Quelles ont été les destinations préférées des Français au cours de l’année écoulée? Cette question posée chaque année par L’Echo touristique trouve ses premières réponses dans le cadre d’une conférence d’IFTM Top Resa. Tour d’horizon des hauts et des bas des voyages à forfait de 2014 et des premiers mois de 2015.

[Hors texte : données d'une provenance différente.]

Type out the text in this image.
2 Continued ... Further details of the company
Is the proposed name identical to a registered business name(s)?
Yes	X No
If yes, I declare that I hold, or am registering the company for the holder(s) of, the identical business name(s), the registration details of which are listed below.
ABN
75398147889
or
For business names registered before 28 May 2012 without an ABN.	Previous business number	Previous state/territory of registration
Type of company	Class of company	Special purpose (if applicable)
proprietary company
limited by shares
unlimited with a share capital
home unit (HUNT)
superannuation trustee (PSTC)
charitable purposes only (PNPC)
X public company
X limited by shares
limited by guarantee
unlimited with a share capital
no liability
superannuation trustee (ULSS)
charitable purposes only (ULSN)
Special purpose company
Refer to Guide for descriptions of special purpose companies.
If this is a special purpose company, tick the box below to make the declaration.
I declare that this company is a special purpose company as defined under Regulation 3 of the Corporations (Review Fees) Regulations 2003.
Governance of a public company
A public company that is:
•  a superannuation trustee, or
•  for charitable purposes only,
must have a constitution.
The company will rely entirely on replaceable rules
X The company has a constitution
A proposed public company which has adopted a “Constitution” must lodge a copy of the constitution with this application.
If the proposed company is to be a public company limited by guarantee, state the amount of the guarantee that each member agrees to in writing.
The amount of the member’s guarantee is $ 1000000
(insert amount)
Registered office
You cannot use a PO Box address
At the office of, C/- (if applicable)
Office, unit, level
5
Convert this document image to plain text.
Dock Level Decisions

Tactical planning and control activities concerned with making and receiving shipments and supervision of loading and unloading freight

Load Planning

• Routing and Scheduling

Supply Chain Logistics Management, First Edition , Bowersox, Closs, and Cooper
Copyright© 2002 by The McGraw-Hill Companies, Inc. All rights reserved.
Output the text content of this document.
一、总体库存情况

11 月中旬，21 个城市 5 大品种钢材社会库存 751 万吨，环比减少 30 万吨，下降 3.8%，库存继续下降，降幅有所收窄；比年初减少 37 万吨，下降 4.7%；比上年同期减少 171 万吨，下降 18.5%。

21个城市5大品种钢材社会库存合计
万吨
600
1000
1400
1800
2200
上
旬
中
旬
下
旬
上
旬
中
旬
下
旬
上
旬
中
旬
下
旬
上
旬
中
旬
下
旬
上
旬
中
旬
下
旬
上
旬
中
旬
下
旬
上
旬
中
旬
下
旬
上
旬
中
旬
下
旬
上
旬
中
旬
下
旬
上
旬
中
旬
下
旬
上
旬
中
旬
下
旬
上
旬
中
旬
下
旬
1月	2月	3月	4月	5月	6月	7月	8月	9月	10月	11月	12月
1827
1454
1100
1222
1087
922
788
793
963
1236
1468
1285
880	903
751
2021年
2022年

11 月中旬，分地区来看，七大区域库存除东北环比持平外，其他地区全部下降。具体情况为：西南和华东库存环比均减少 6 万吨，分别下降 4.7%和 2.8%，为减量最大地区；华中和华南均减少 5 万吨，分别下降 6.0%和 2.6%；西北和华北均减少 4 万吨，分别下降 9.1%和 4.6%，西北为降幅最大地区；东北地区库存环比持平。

Sans surprise, les destinations nord-africaines longtemps prisées des touristes français subissent le contrecoup des soubresauts politiques et terroristes. En un rien de temps, les forfaits vendus ont baissé fortement vers ces destinations. L’Egypte, la Tunisie et, dans une moindre mesure, le Maroc, sont particulièrement touchés. Pour ce dernier pays, une des explications tient moins au contexte géopolitique du pays qu’à la désintermédiation accrue des voyages vers le Royaume chérifien. Cet aspect n’est pas négligeable dans l’interprétation des résultats de l’enquête de L’Echo touristique, avec des surprises parfois. Ainsi, s’agissant des Canaries, parmi les premières grandes bénéficiaires des reports de touristes habitués à la rive sud de la Méditerranée, le nombre de touristes français a-t-il plus que triplé en cinq ans, mais la vente de forfaits a, elle, été multipliée par 3,5. Le recours à un intermédiaire s’est donc accentué au fil du temps. De 58 130 forfaits vendus sur les Canaries en 2010, on est passé à 203 083 en 2014. Dans le même temps les touristes français se rendant aux Canaries sont passés de 142 000 en 2010 à 444 000 en 2014. Si l’Espagne d’une manière générale a connu un engouement de plus en plus marqué, d’autres pays s’imposent aussi au fil du temps. Le Portugal est de ceux-là, qui arrive en tête des plus fortes progressions sur le marché français (+ 44 %). S’il y a un effet report, il ne peut se produire aussi que parce que la destination s’est positionnée de longue date en situation de gagner des parts de marché. « En six ans, 40 millions d’euros ont été investis pour ouvrir des lignes », rappelle par exemple Jean-Pierre Pinheiro, qui dirige l’OT du Portugal et préside l’Adonet.
Sur le long-courrier, les plus fortes croissances de ventes à forfait l’an dernier ont été enregistrées par le Japon (+ 60 %), l’Afrique du Sud (+ 33 %), la Namibie (+ 20 %), le Costa Rica (+ 20 %) et la Birmanie (+ 13 %). Depuis le début de l’année, l’Iran, le Panama et le Brésil affichent de fortes hausses également.
En revanche, les riverains de l’océan Indien sont en retrait, Maurice de 10 %, les Maldives de 8 % par exemple. Mais cela ne décourage pas les tour-opérateurs qui intensifient leurs propositions sur ces destinations, sans doute en vertu de l’adage qui veut que l’offre crée la demande.
Le phénomène du moment s’appelle Cuba qui fait un carton plus que plein, en affichant « complet » jusqu’au printemps prochain au moins. Actuellement, nous refusons une vente sur deux, confie un tour-opérateur. D’autres renvoient à des dates lointaines. Des réceptifs spécialistes de cette destination s’inquiètent même de cet emballement, sachant que l’infrastructure, notoirement limitée, risque de produire des déceptions auprès de touristes mal avertis, et bien des complications pour les tour-opérateurs qui auront du mal à trouver les hébergements promis.